Reboot and thats it. 

I am currently writing this from my new FreeBSD KDE5 desktop, using the Chromium Browser, which is awesome. For me it is very attractive to install and use only the software I want. Therefore its very slim. I have a nice looking GUI, I can browse the Web, watch videos, hear music, write and receive e-mail, can perform all my (libre)office tasks, i even can play 3D video games. Thats taking only 8.8GiB of disk space, thats impressive! Especially compared to other OS like windows 10 which needs 20+GiB.(Which frightens me a bit, as i'm not able to see why it is this way, what do they deliver that needs so much more space for the same tasks?!) 

Again, thank you all for your help, me learning more wouldn't be possible without you.

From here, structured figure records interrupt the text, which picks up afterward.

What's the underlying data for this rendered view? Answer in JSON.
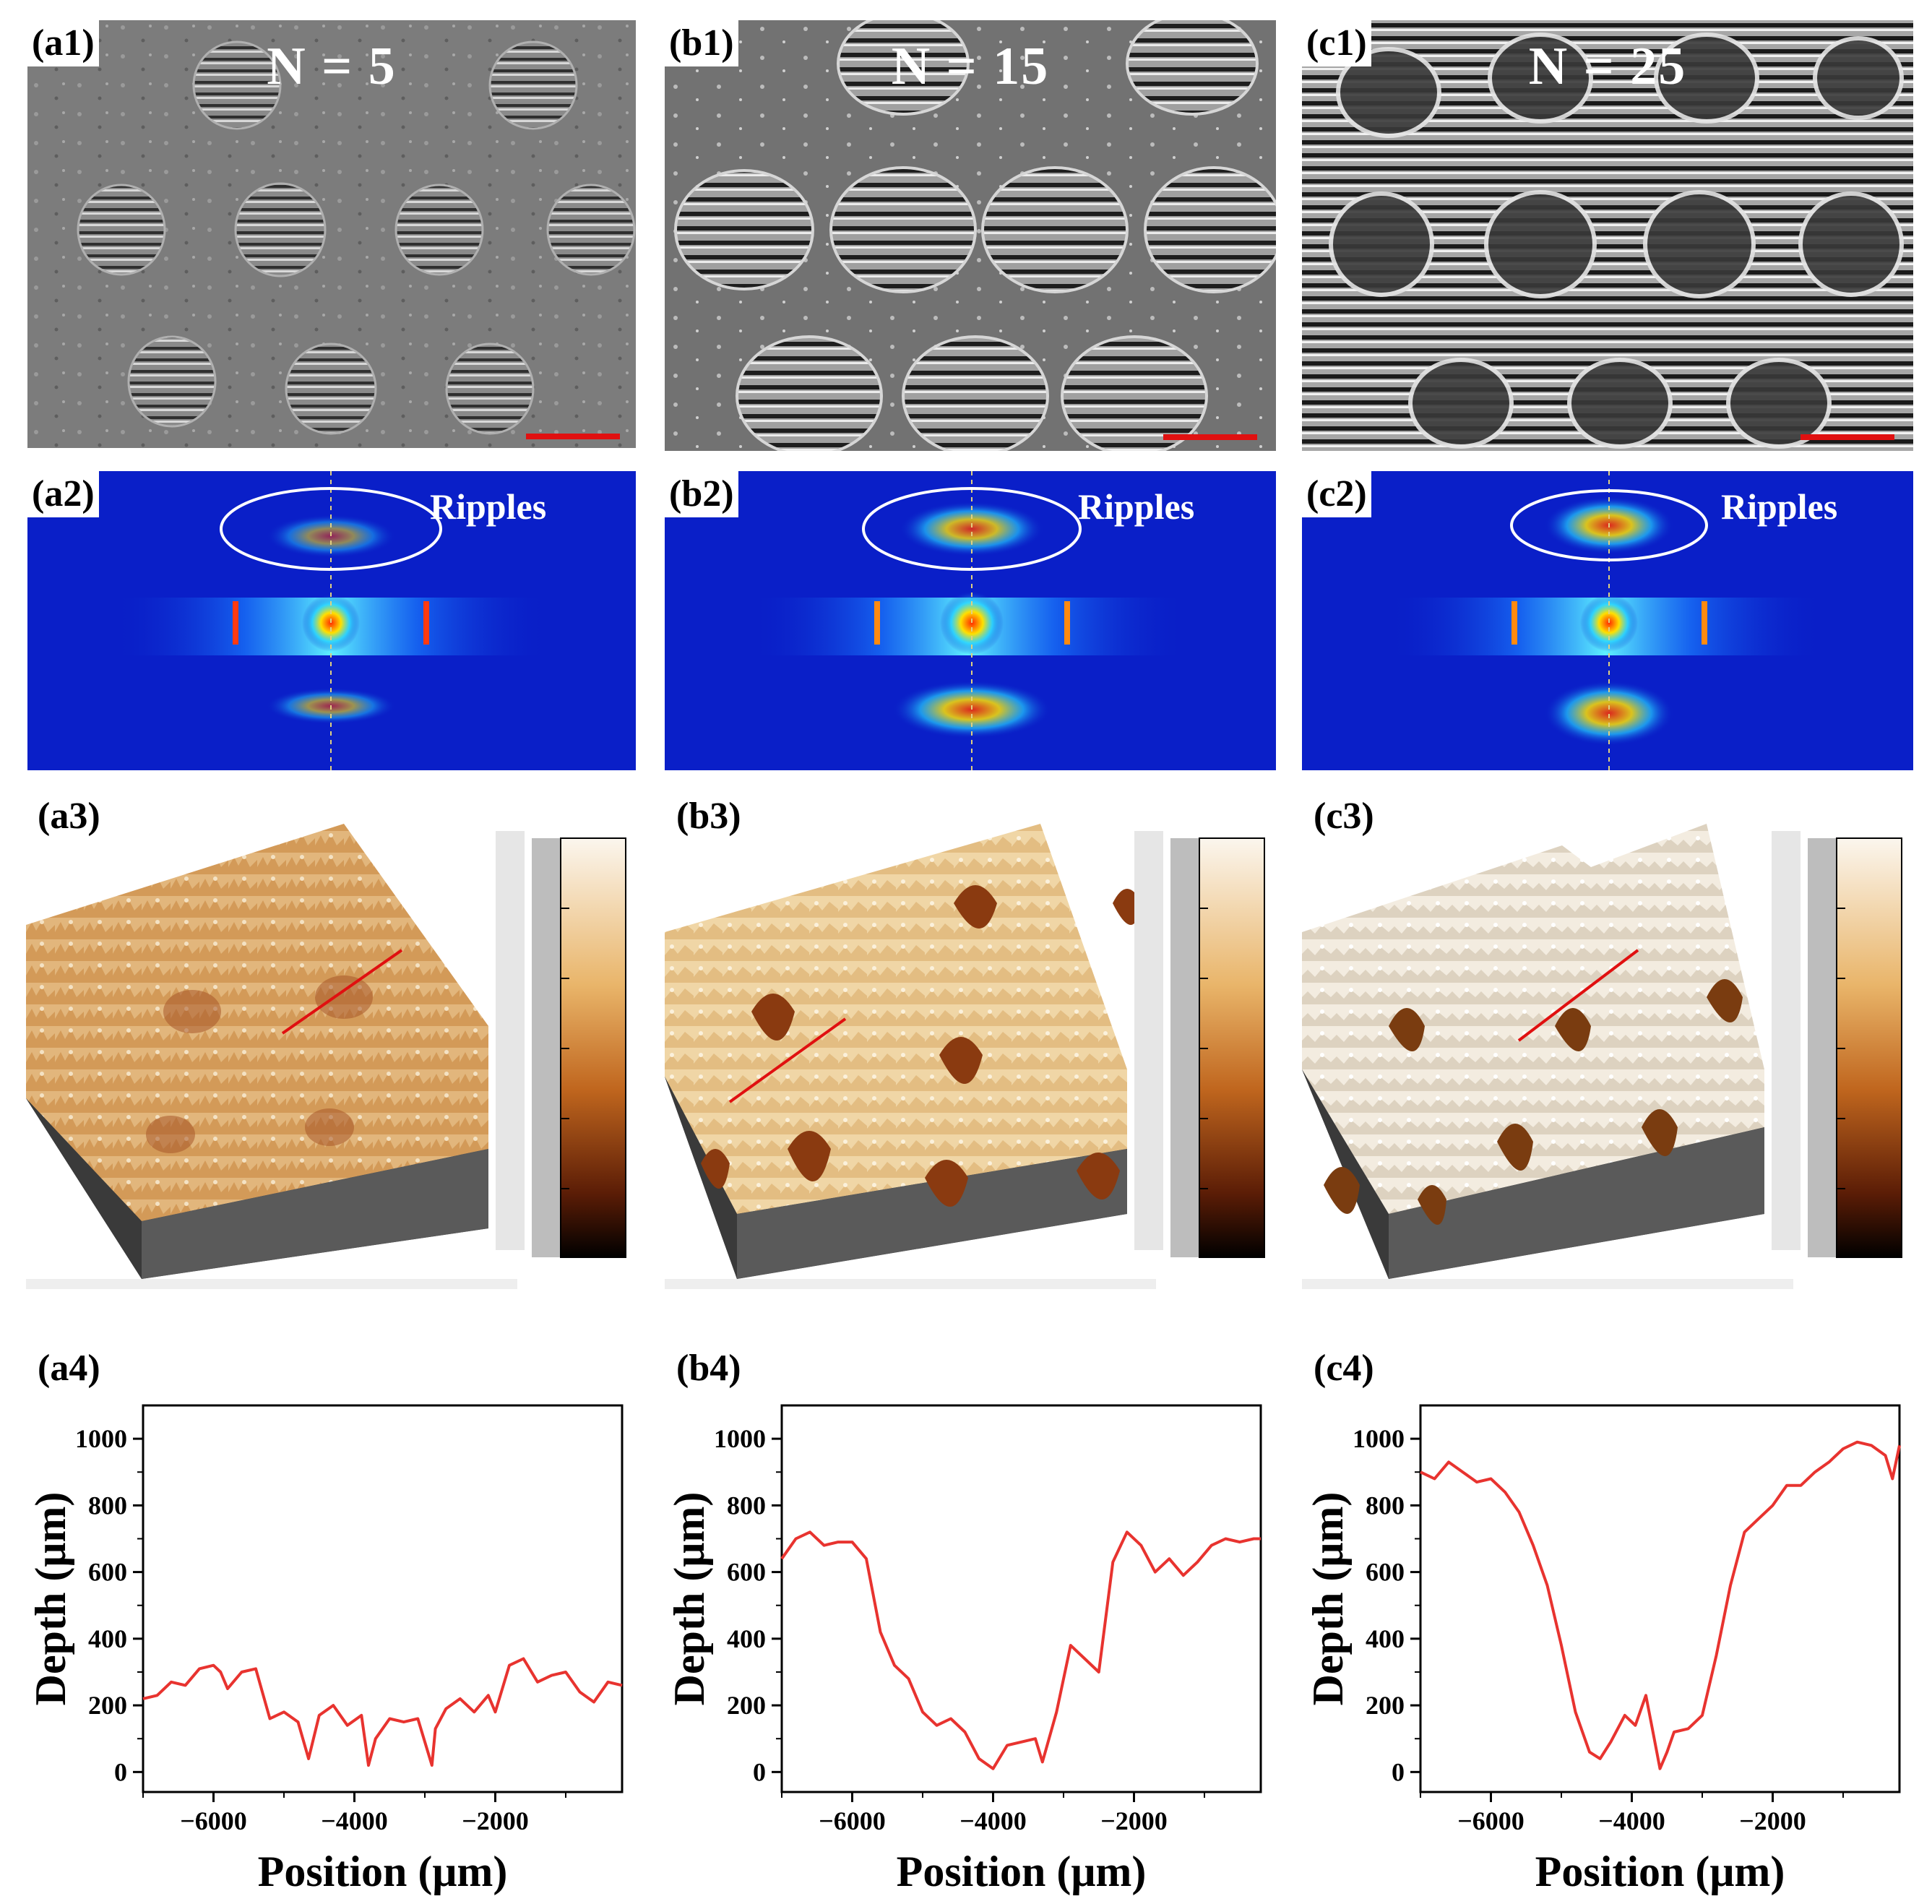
{
  "panels": [
    {
      "id": "a",
      "sem_label": "(a1)",
      "n_text": "N = 5",
      "fft_label": "(a2)",
      "fft_annot": "Ripples",
      "afm_label": "(a3)",
      "profile_label": "(a4)"
    },
    {
      "id": "b",
      "sem_label": "(b1)",
      "n_text": "N = 15",
      "fft_label": "(b2)",
      "fft_annot": "Ripples",
      "afm_label": "(b3)",
      "profile_label": "(b4)"
    },
    {
      "id": "c",
      "sem_label": "(c1)",
      "n_text": "N = 25",
      "fft_label": "(c2)",
      "fft_annot": "Ripples",
      "afm_label": "(c3)",
      "profile_label": "(c4)"
    }
  ],
  "colors": {
    "line": "#e8332f",
    "scale_bar": "#e01010",
    "fft_bg": "#0a1fc8",
    "afm_light": "#f2dfb8",
    "afm_dark": "#7a3c10"
  },
  "chart_data": [
    {
      "type": "line",
      "panel": "(a4)",
      "xlabel": "Position (μm)",
      "ylabel": "Depth (μm)",
      "xlim": [
        -7000,
        -200
      ],
      "ylim": [
        -60,
        1100
      ],
      "xticks": [
        -6000,
        -4000,
        -2000
      ],
      "yticks": [
        0,
        200,
        400,
        600,
        800,
        1000
      ],
      "series": [
        {
          "name": "N = 5",
          "x": [
            -7000,
            -6800,
            -6600,
            -6400,
            -6200,
            -6000,
            -5900,
            -5800,
            -5600,
            -5400,
            -5200,
            -5000,
            -4800,
            -4650,
            -4500,
            -4300,
            -4100,
            -3900,
            -3800,
            -3700,
            -3500,
            -3300,
            -3100,
            -2900,
            -2850,
            -2700,
            -2500,
            -2300,
            -2100,
            -2000,
            -1800,
            -1600,
            -1400,
            -1200,
            -1000,
            -800,
            -600,
            -400,
            -200
          ],
          "y": [
            220,
            230,
            270,
            260,
            310,
            320,
            300,
            250,
            300,
            310,
            160,
            180,
            150,
            40,
            170,
            200,
            140,
            170,
            20,
            100,
            160,
            150,
            160,
            20,
            130,
            190,
            220,
            180,
            230,
            180,
            320,
            340,
            270,
            290,
            300,
            240,
            210,
            270,
            260
          ]
        }
      ]
    },
    {
      "type": "line",
      "panel": "(b4)",
      "xlabel": "Position (μm)",
      "ylabel": "Depth (μm)",
      "xlim": [
        -7000,
        -200
      ],
      "ylim": [
        -60,
        1100
      ],
      "xticks": [
        -6000,
        -4000,
        -2000
      ],
      "yticks": [
        0,
        200,
        400,
        600,
        800,
        1000
      ],
      "series": [
        {
          "name": "N = 15",
          "x": [
            -7000,
            -6800,
            -6600,
            -6400,
            -6200,
            -6000,
            -5800,
            -5600,
            -5400,
            -5200,
            -5000,
            -4800,
            -4600,
            -4400,
            -4200,
            -4000,
            -3800,
            -3600,
            -3400,
            -3300,
            -3100,
            -2900,
            -2700,
            -2500,
            -2300,
            -2100,
            -1900,
            -1700,
            -1500,
            -1300,
            -1100,
            -900,
            -700,
            -500,
            -300,
            -200
          ],
          "y": [
            640,
            700,
            720,
            680,
            690,
            690,
            640,
            420,
            320,
            280,
            180,
            140,
            160,
            120,
            40,
            10,
            80,
            90,
            100,
            30,
            180,
            380,
            340,
            300,
            630,
            720,
            680,
            600,
            640,
            590,
            630,
            680,
            700,
            690,
            700,
            700
          ]
        }
      ]
    },
    {
      "type": "line",
      "panel": "(c4)",
      "xlabel": "Position (μm)",
      "ylabel": "Depth (μm)",
      "xlim": [
        -7000,
        -200
      ],
      "ylim": [
        -60,
        1100
      ],
      "xticks": [
        -6000,
        -4000,
        -2000
      ],
      "yticks": [
        0,
        200,
        400,
        600,
        800,
        1000
      ],
      "series": [
        {
          "name": "N = 25",
          "x": [
            -7000,
            -6800,
            -6600,
            -6400,
            -6200,
            -6000,
            -5800,
            -5600,
            -5400,
            -5200,
            -5000,
            -4800,
            -4600,
            -4450,
            -4300,
            -4100,
            -3950,
            -3800,
            -3700,
            -3600,
            -3500,
            -3400,
            -3200,
            -3000,
            -2800,
            -2600,
            -2400,
            -2200,
            -2000,
            -1800,
            -1600,
            -1400,
            -1200,
            -1000,
            -800,
            -600,
            -400,
            -300,
            -200
          ],
          "y": [
            900,
            880,
            930,
            900,
            870,
            880,
            840,
            780,
            680,
            560,
            380,
            180,
            60,
            40,
            90,
            170,
            140,
            230,
            120,
            10,
            60,
            120,
            130,
            170,
            350,
            560,
            720,
            760,
            800,
            860,
            860,
            900,
            930,
            970,
            990,
            980,
            950,
            880,
            980
          ]
        }
      ]
    }
  ]
}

Next project, setting up my own freebsd server and hosting my own website on something like an Raspberry Pi 3. This will be fun.


----------



## Vadim_Mkk (Aug 22, 2019)

13elltovver said:


> My Problem with BSD is, where do I start?


Hi All!
Sorry for my English. I'm also starting to learn FreeBSD. FreeBSD, unlike most Linux distributions, which like Windows are  installed a graphical interface and automatically configure all hardware drivers, requires a lot of basic knowledge. Before you read FreeBSD handbook and  Absolute FreeBSD, 3rd Edition you have to the basic understanding (just otherwise you won’t understand what these books are about)  how  work the Unix systems. In my opinion, before you start FreeBSD, you have to read the next books (FreeBSD have full support the Unix concepts - nothing has changed here)
1. UNIX: The Complete Reference, Second Edition byKenneth H. Rosenet al. McGraw-Hill/Osborne 2007 (912 pages) ISBN:9780072263367
or more modern book
2. UNIX The Textbook 3rdEdution Syed Mansoor Sarwar Robert M. Koretsky CRC Press 2017
and doesn't  to afraid work with the command line and text editors. There are nyans with the setup and tuning witch external USB drives, policykit, consolekit, ASPI and etc.  - but these are all  will solved when yuo have base knowledge studying documentation and the Internet. It's more hard, but more interesting way than Ubuntu and other user frendly like Windiows Linux distros. Goog luck.


----------